La Jonquera (Photo : D.R.)

Je dis ça parce que je suis en colère.

Parce que tant qu’on aura pas expliqué aux petits garçons que les mots sont signifiants, on aura pas commencé à réfléchir sérieusement.

Tu ressens quoi quand ton corps est bafoué par des types qui ont le pouvoir sur toi parce qu’ils ont filé un biffeton à ton mac ?

Le mac, je t’explique pas.

Tu sais. T’en as vu dans des films.

La réponse, tu la prends dans la gueule, pleine face comme ils disent :

« La prostitution, ça pèle un être humain. Je suis à vif. »

Et ce genre de phrases, il y en a plein.

Ça tue.

Ça tue parce que les mots employés sont les bons. Pas possible de les remplacer par d’autres.

Un récit fait de rencontres, de hasards, mais pas de coïncidences.

Les coïncidences, ça n’existe pas, sauf dans les films de Lelouch.

Bégonia tisse une toile qui nous amène, l’air de rien, à une conclusion qu’on sent approcher mais à laquelle on n’a pas très envie de croire, parce que les choses s’arrangent, et parce que merde !

Elle a bien mérité de vivre !

Ce à quoi on veut croire, c’est à un moment d’amour qui pourrait durer un peu plus longtemps, s’éterniser après ces 188 pages…

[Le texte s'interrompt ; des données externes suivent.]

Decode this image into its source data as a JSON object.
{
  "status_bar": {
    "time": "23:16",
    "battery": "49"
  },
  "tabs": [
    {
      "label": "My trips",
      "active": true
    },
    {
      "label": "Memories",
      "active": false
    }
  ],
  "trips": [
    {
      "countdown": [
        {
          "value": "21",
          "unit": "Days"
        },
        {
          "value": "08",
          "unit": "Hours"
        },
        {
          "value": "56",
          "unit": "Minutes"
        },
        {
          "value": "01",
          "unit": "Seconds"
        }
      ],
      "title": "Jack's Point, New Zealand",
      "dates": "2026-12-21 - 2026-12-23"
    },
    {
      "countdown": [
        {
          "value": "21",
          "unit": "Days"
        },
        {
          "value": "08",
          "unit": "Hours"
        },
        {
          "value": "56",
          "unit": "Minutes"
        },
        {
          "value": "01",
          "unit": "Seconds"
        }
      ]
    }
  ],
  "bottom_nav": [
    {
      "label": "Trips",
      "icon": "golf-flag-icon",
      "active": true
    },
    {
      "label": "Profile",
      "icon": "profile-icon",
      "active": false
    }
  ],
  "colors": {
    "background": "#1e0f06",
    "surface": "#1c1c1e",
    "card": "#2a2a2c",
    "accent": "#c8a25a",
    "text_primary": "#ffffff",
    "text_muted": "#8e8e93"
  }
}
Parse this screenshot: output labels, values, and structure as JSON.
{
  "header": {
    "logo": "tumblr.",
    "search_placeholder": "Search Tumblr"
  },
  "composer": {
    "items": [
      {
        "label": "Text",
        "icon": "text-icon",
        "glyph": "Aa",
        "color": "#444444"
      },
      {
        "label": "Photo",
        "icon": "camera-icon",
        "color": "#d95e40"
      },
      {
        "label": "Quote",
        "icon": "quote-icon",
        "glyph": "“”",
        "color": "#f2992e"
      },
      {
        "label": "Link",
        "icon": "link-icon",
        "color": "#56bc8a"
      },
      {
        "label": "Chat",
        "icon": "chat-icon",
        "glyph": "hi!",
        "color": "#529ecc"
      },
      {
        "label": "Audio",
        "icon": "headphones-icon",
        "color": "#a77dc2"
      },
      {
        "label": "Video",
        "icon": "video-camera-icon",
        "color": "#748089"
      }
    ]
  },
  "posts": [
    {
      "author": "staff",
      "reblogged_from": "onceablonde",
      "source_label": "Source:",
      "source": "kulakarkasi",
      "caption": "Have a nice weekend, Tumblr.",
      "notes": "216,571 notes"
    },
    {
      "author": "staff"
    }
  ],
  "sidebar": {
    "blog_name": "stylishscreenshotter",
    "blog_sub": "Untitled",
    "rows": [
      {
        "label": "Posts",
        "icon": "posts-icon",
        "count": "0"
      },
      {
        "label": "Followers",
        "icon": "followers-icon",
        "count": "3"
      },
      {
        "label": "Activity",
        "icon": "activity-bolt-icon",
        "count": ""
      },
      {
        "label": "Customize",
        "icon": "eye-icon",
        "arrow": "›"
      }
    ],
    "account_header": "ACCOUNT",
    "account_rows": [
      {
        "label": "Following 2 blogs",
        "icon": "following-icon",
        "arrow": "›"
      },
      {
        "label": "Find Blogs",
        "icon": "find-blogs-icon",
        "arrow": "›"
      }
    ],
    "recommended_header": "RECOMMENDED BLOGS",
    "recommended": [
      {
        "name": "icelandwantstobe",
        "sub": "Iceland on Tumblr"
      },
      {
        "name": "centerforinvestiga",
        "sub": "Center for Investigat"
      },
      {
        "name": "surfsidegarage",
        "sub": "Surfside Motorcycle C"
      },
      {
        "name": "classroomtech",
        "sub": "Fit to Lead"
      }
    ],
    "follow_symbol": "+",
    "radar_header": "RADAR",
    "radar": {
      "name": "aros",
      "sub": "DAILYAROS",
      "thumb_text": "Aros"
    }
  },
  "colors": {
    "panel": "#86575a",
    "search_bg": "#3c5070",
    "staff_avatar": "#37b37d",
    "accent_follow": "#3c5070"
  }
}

Mais « Le chagrin d’amour d’une pute, ça compte pour personne », alors t’es triste pour Bégonia… et puis tu finis par l’aimer.

Peut-être parce qu’on a tous eu envie, une fois, d’aider une de ces filles que nos yeux ont croisée au détour d’un carrefour, qu’on soit un mec ou une nana. Juste envie de la prendre par la main pour l’emmener ailleurs.

La première fois que je l’ai ouvert, il y a quelques années, j’étais pas très sûr de mon ressenti après l’avoir refermé.

Mais je l’ai relu, quelques mois après, puis à nouveau il y a deux semaines.

Aujourd’hui, je suis convaincu que c’est un vrai texte, fort, beau, et parfaitement écrit.

Fais-moi confiance…

C’est tout ce que j’ai à dire sur ce roman.

Tu te souviens sans doute de ce mec qui demande à Roxanne d’éteindre la lumière rouge…

Nicolas.

Gran Madam’s, Anne Bourrel, La manufacture de livres, 187 p. , 14€90.